LITIGATION RELEASE NO. 17988 / February 19, 2003

SECURITIES AND EXCHANGE COMMISSION v. GARRY W. STROUD, INDIVIDUALLY AND D/B/A DIAMOND GLOBAL HOLDING TRUST, EURO CREDIT AND EXCHANGE BANK LTD., AND ANGELIC INTERNATIONAL, et al. (U.S.D.C. Western District of Oklahoma, Civil Action No. CIV-01-999-W)

The Securities and Exchange Commission announced that on February 18, 2003, the Honorable Lee R. West, U.S. District Judge for the Western District of Oklahoma, entered a default judgment against Garry W. Stroud, ordering him to pay disgorgement and prejudgment interest in the amount of $1,044,879, a $956,379 civil penalty and enjoining him from further violations of the federal securities laws. Previously, Judge West issued emergency orders, including a temporary restraining order, preliminary injunction, assetfreeze and the appointment of a temporary receiver against Stroud, who operated his scheme from British Columbia, Canada.

On June 28, 2001, the Commission filed suit against Stroud in federal district court in Oklahoma City, Oklahoma. The Commission's complaint charged Stroud with conducting an ongoing Internet investment scheme that fleeced over 2,200 investors worldwide of approximately $1 million since 1998. According to the Commission's complaint, Stroud, operating under several fictitious businesses, used Internet websites and e-mail to hawk seven spurious investments, including so-called "Morgenthau Gold Bond Certificates," foreign gold-mining projects, and "prime-bank" trading programs, promising investors extraordinary returns with little or no risk. The complaint further alleged that these investments were, in every case, pure shams and that Stroud had not paid a single investor the promised returns. Stroud was assisted in the scheme, according to the complaint, by Adele Louros, whom it named as a relief defendant. Moreover, according to the complaint, Stroud targeted his fraudulent investment offerings mainly to investors who were recently defrauded in another investment scheme. That scheme, known as E-Biz Ventures, was the subject of a Commission enforcement action in January 2001 involving over 20,000 investors and over $9 million. SEC v. E-Biz Ventures, et. al, Lit. Rel. 16886, February 1, 2001. The Court previously entered judgment by default against Louros on July 30, 2002.

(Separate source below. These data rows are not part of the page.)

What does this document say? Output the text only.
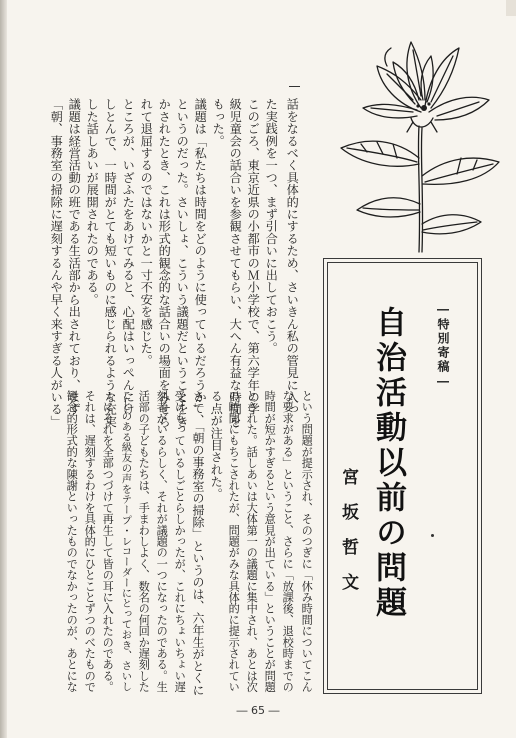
―特別寄稿―
自治活動以前の問題
宮坂哲文
話をなるべく具体的にするため、さいきん私の管見に入っ
た実践例を一つ、まず引合いに出しておこう。
このごろ、東京近県の小都市のＭ小学校で、第六学年の学
級児童会の話合いを参観させてもらい、大へん有益な時間を
もった。
議題は「私たちは時間をどのように使っているだろうか」
というのだった。さいしょ、こういう議題だということをき
かされたとき、これは形式的観念的な話合いの場面をみせら
れて退屈するのではないかと一寸不安を感じた。
ところが、いざふたをあけてみると、心配はいっぺんにけ
しとんで、一時間がとても短いものに感じられるような充実
した話しあいが展開されたのである。
議題は経営活動の班である生活部から出されており、まず
「朝、事務室の掃除に遅刻するんや早く来すぎる人がいる」
という問題が提示され、そのつぎに「休み時間についてこん
な要求がある」ということ、さらに「放課後、退校時までの
時間が短かすぎるという意見が出ている」ということが問題
とされた。話しあいは大体第一の議題に集中され、あとは次
の時間にもちこされたが、問題がみな具体的に提示されてい
る点が注目された。
さて、「朝の事務室の掃除」というのは、六年生がとくに
受けもっているしごとらしかったが、これにちょいちょい遅
刻者がいるらしく、それが議題の一つになったのである。生
活部の子どもたちは、手まわしよく、数名の何回か遅刻した
ことのある級友の声をテープ・レコーダーにとっておき、さいし
ょにそれを全部つづけて再生して皆の耳に入れたのである。
それは、遅刻するわけを具体的にひとことずつのべたもので
観念的形式的な陳謝といったものでなかったのが、あとにな
― 65 ―
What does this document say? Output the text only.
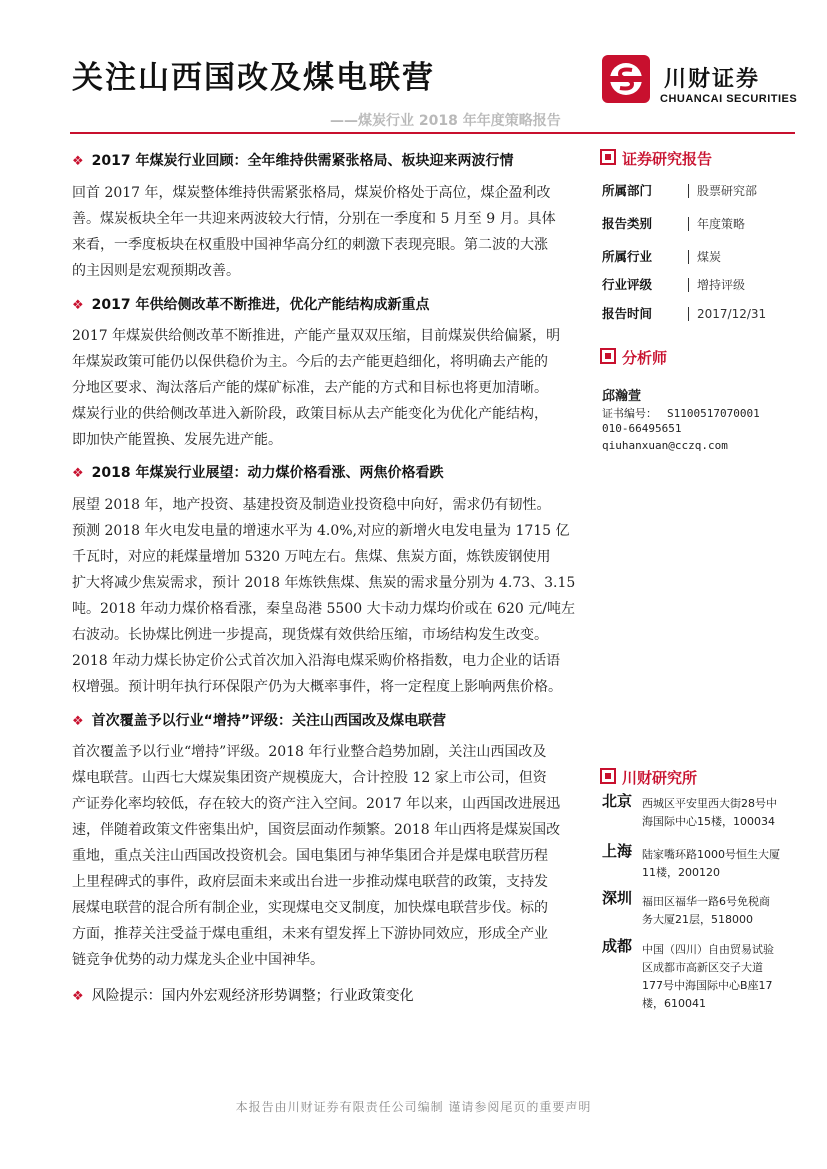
关注山西国改及煤电联营
——煤炭行业 2018 年年度策略报告
川财证券
CHUANCAI SECURITIES
❖ 2017 年煤炭行业回顾：全年维持供需紧张格局、板块迎来两波行情
回首 2017 年，煤炭整体维持供需紧张格局，煤炭价格处于高位，煤企盈利改
善。煤炭板块全年一共迎来两波较大行情，分别在一季度和 5 月至 9 月。具体
来看，一季度板块在权重股中国神华高分红的刺激下表现亮眼。第二波的大涨
的主因则是宏观预期改善。
❖ 2017 年供给侧改革不断推进，优化产能结构成新重点
2017 年煤炭供给侧改革不断推进，产能产量双双压缩，目前煤炭供给偏紧，明
年煤炭政策可能仍以保供稳价为主。今后的去产能更趋细化，将明确去产能的
分地区要求、淘汰落后产能的煤矿标准，去产能的方式和目标也将更加清晰。
煤炭行业的供给侧改革进入新阶段，政策目标从去产能变化为优化产能结构，
即加快产能置换、发展先进产能。
❖ 2018 年煤炭行业展望：动力煤价格看涨、两焦价格看跌
展望 2018 年，地产投资、基建投资及制造业投资稳中向好，需求仍有韧性。
预测 2018 年火电发电量的增速水平为 4.0%,对应的新增火电发电量为 1715 亿
千瓦时，对应的耗煤量增加 5320 万吨左右。焦煤、焦炭方面，炼铁废钢使用
扩大将减少焦炭需求，预计 2018 年炼铁焦煤、焦炭的需求量分别为 4.73、3.15
吨。2018 年动力煤价格看涨，秦皇岛港 5500 大卡动力煤均价或在 620 元/吨左
右波动。长协煤比例进一步提高，现货煤有效供给压缩，市场结构发生改变。
2018 年动力煤长协定价公式首次加入沿海电煤采购价格指数，电力企业的话语
权增强。预计明年执行环保限产仍为大概率事件，将一定程度上影响两焦价格。
❖ 首次覆盖予以行业“增持”评级：关注山西国改及煤电联营
首次覆盖予以行业“增持”评级。2018 年行业整合趋势加剧，关注山西国改及
煤电联营。山西七大煤炭集团资产规模庞大，合计控股 12 家上市公司，但资
产证券化率均较低，存在较大的资产注入空间。2017 年以来，山西国改进展迅
速，伴随着政策文件密集出炉，国资层面动作频繁。2018 年山西将是煤炭国改
重地，重点关注山西国改投资机会。国电集团与神华集团合并是煤电联营历程
上里程碑式的事件，政府层面未来或出台进一步推动煤电联营的政策，支持发
展煤电联营的混合所有制企业，实现煤电交叉制度，加快煤电联营步伐。标的
方面，推荐关注受益于煤电重组，未来有望发挥上下游协同效应，形成全产业
链竞争优势的动力煤龙头企业中国神华。
❖ 风险提示：国内外宏观经济形势调整；行业政策变化
证券研究报告
所属部门	股票研究部
报告类别	年度策略
所属行业	煤炭
行业评级	增持评级
报告时间	2017/12/31
分析师
邱瀚萱
证书编号： S1100517070001
010-66495651
qiuhanxuan@cczq.com
川财研究所
北京 西城区平安里西大街28号中
海国际中心15楼，100034
上海 陆家嘴环路1000号恒生大厦
11楼，200120
深圳 福田区福华一路6号免税商
务大厦21层，518000
成都 中国（四川）自由贸易试验
区成都市高新区交子大道
177号中海国际中心B座17
楼，610041
本报告由川财证券有限责任公司编制 谨请参阅尾页的重要声明
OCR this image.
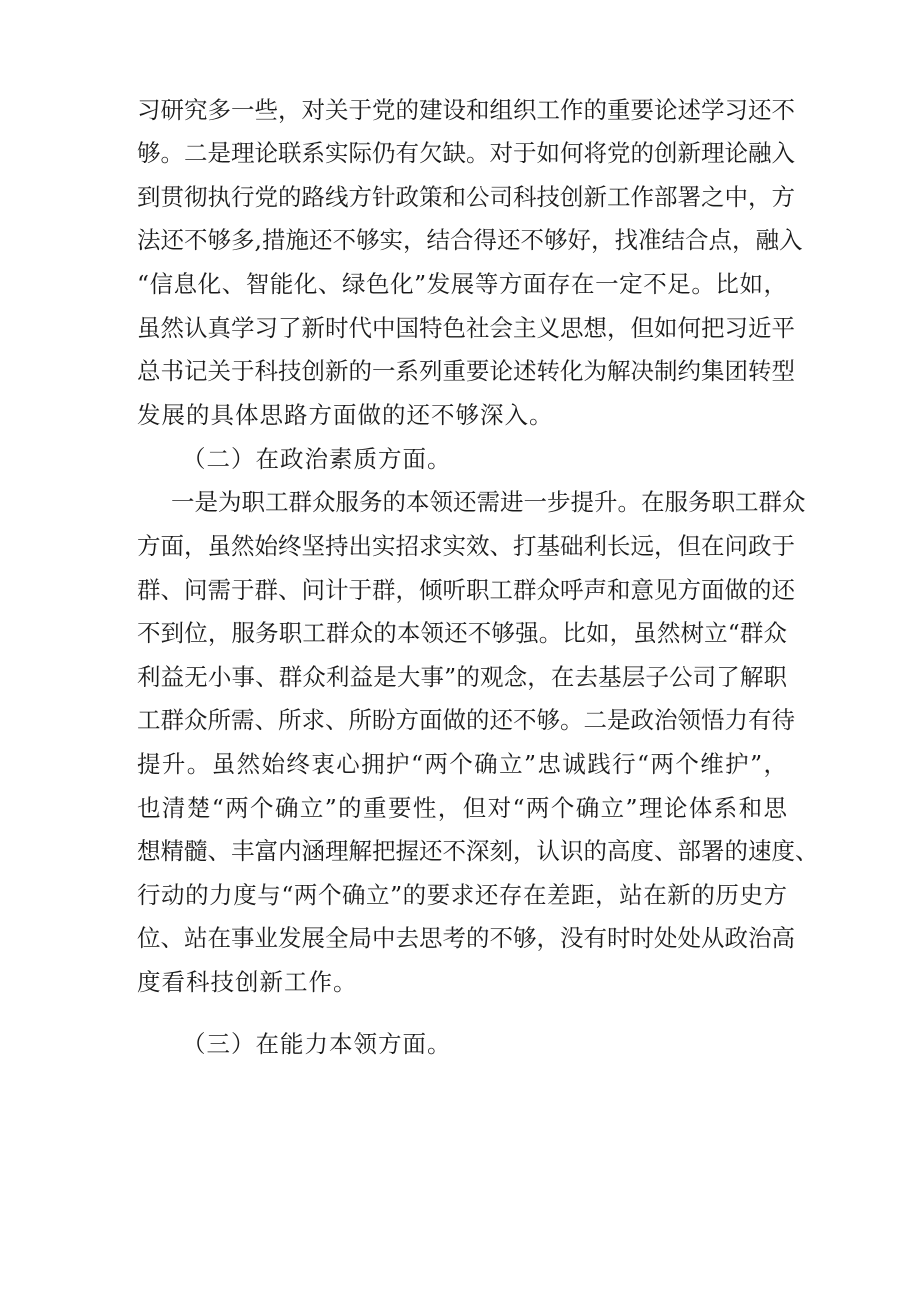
习研究多一些，对关于党的建设和组织工作的重要论述学习还不
够。二是理论联系实际仍有欠缺。对于如何将党的创新理论融入
到贯彻执行党的路线方针政策和公司科技创新工作部署之中，方
法还不够多,措施还不够实，结合得还不够好，找准结合点，融入
“信息化、智能化、绿色化”发展等方面存在一定不足。比如，
虽然认真学习了新时代中国特色社会主义思想，但如何把习近平
总书记关于科技创新的一系列重要论述转化为解决制约集团转型
发展的具体思路方面做的还不够深入。
（二）在政治素质方面。
一是为职工群众服务的本领还需进一步提升。在服务职工群众
方面，虽然始终坚持出实招求实效、打基础利长远，但在问政于
群、问需于群、问计于群，倾听职工群众呼声和意见方面做的还
不到位，服务职工群众的本领还不够强。比如，虽然树立“群众
利益无小事、群众利益是大事”的观念，在去基层子公司了解职
工群众所需、所求、所盼方面做的还不够。二是政治领悟力有待
提升。虽然始终衷心拥护“两个确立”忠诚践行“两个维护”，
也清楚“两个确立”的重要性，但对“两个确立”理论体系和思
想精髓、丰富内涵理解把握还不深刻，认识的高度、部署的速度、
行动的力度与“两个确立”的要求还存在差距，站在新的历史方
位、站在事业发展全局中去思考的不够，没有时时处处从政治高
度看科技创新工作。
（三）在能力本领方面。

The court also ordered Stroud to provide a post-judgment accounting of all investor funds he obtained, to repatriate all assets outside the jurisdiction of the Court and further issued a permanent injunction against future violations of Sections 5(a), 5(c) and 17(a) of the Securities Act of 1933, Section 10(b) of the Securities Exchange Act of 1934, and Rule 10b?5 thereunder.